LETTERS: Against Dreamers

‘Not just all about you!’

A Tuesday column in The Monitor, “Watching my dream voted away by a local congressman,” criticized U.S. Rep. Vicente Gonzalez’s, D-McAllen, vote on a temporary spending bill that did not include protection for the Deferred Action for Childhood Arrivals (DACA), also called Dreamers. His strategy was to push congressional representatives to come to the table and negotiate in good faith a way to offer protection from deportation and later citizenship for these Dreamers.

The bill he voted for included funding the Child Health Insurance Program (CHIP,) a social program to help poor working families, for six more years to provide health coverage for these children’s medical expenses.

Rep. Gonzalez’s vote was correct and he defended his vote in a Sunday column, writing that his No. 1 priority was to represent all of the people in his district, including the Dreamers.

His vote affected over 300 million Americans, including members of the Immigration and Customs Enforcement, military, CHIP children and federal government workers.

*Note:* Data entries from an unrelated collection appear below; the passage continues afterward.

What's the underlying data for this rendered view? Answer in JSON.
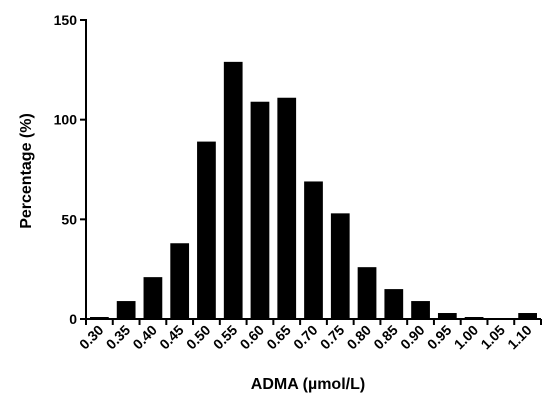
{
  "chart_data": {
    "type": "bar",
    "categories": [
      "0.30",
      "0.35",
      "0.40",
      "0.45",
      "0.50",
      "0.55",
      "0.60",
      "0.65",
      "0.70",
      "0.75",
      "0.80",
      "0.85",
      "0.90",
      "0.95",
      "1.00",
      "1.05",
      "1.10"
    ],
    "values": [
      1,
      9,
      21,
      38,
      89,
      129,
      109,
      111,
      69,
      53,
      26,
      15,
      9,
      3,
      1,
      0,
      3
    ],
    "title": "",
    "xlabel": "ADMA (µmol/L)",
    "ylabel": "Percentage (%)",
    "ylim": [
      0,
      150
    ],
    "yticks": [
      0,
      50,
      100,
      150
    ],
    "grid": false,
    "colors": {
      "bar": "#000000",
      "axis": "#000000"
    }
  }
}
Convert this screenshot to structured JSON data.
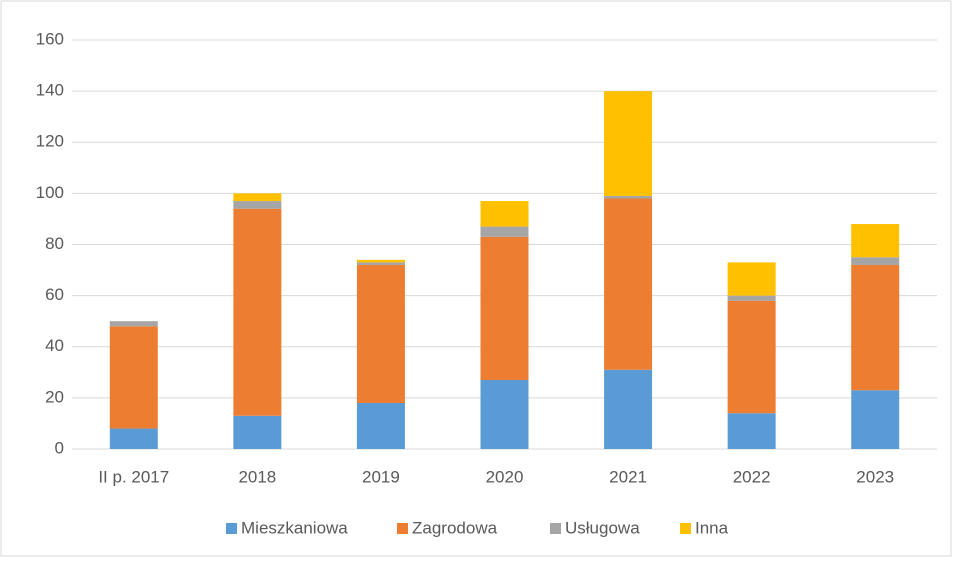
{
  "chart_data": {
    "type": "bar",
    "stacked": true,
    "categories": [
      "II p. 2017",
      "2018",
      "2019",
      "2020",
      "2021",
      "2022",
      "2023"
    ],
    "series": [
      {
        "name": "Mieszkaniowa",
        "color": "#5b9bd5",
        "values": [
          8,
          13,
          18,
          27,
          31,
          14,
          23
        ]
      },
      {
        "name": "Zagrodowa",
        "color": "#ed7d31",
        "values": [
          40,
          81,
          54,
          56,
          67,
          44,
          49
        ]
      },
      {
        "name": "Usługowa",
        "color": "#a5a5a5",
        "values": [
          2,
          3,
          1,
          4,
          1,
          2,
          3
        ]
      },
      {
        "name": "Inna",
        "color": "#ffc000",
        "values": [
          0,
          3,
          1,
          10,
          41,
          13,
          13
        ]
      }
    ],
    "ylim": [
      0,
      160
    ],
    "yticks": [
      0,
      20,
      40,
      60,
      80,
      100,
      120,
      140,
      160
    ],
    "grid": true,
    "legend": "bottom"
  }
}
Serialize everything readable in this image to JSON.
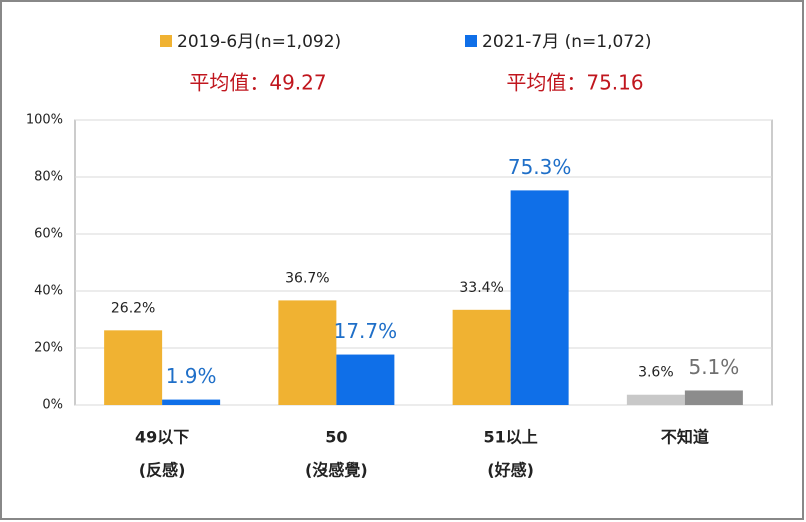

The complaining Dreamer should get mad at the real culprits in this situation — her parents. Years ago when they came to the United States illegally, her parents should have gotten in line as other millions of immigrants still waiting in their native lands do in trying to get into this country legally as required by the U.S. immigration system.

To this Dreamer all can say is “It’s not just all about you!”

Silvestre Moreno Jr., Mercedes


With all due respect to the Dreamer’s Monitor commentary, may I point out that Rep. Gonzalez, a duly elected official, deserves more respectful dialogue from his constituents than self-centered demands or ultimatums.

Legal immigrants went through all the proper steps to become U.S. citizens, waiting patiently in line, spending their own resources, respecting the laws in this country — not marching in or demanding special treatment. We welcome and admire them.

The average American citizen, does not get permission to take time from studies, or work, nor the money to travel across the country, to march, to plead against their own injustices to anybody. It makes one wonder, how are these privileges allowed, or funded for those who do?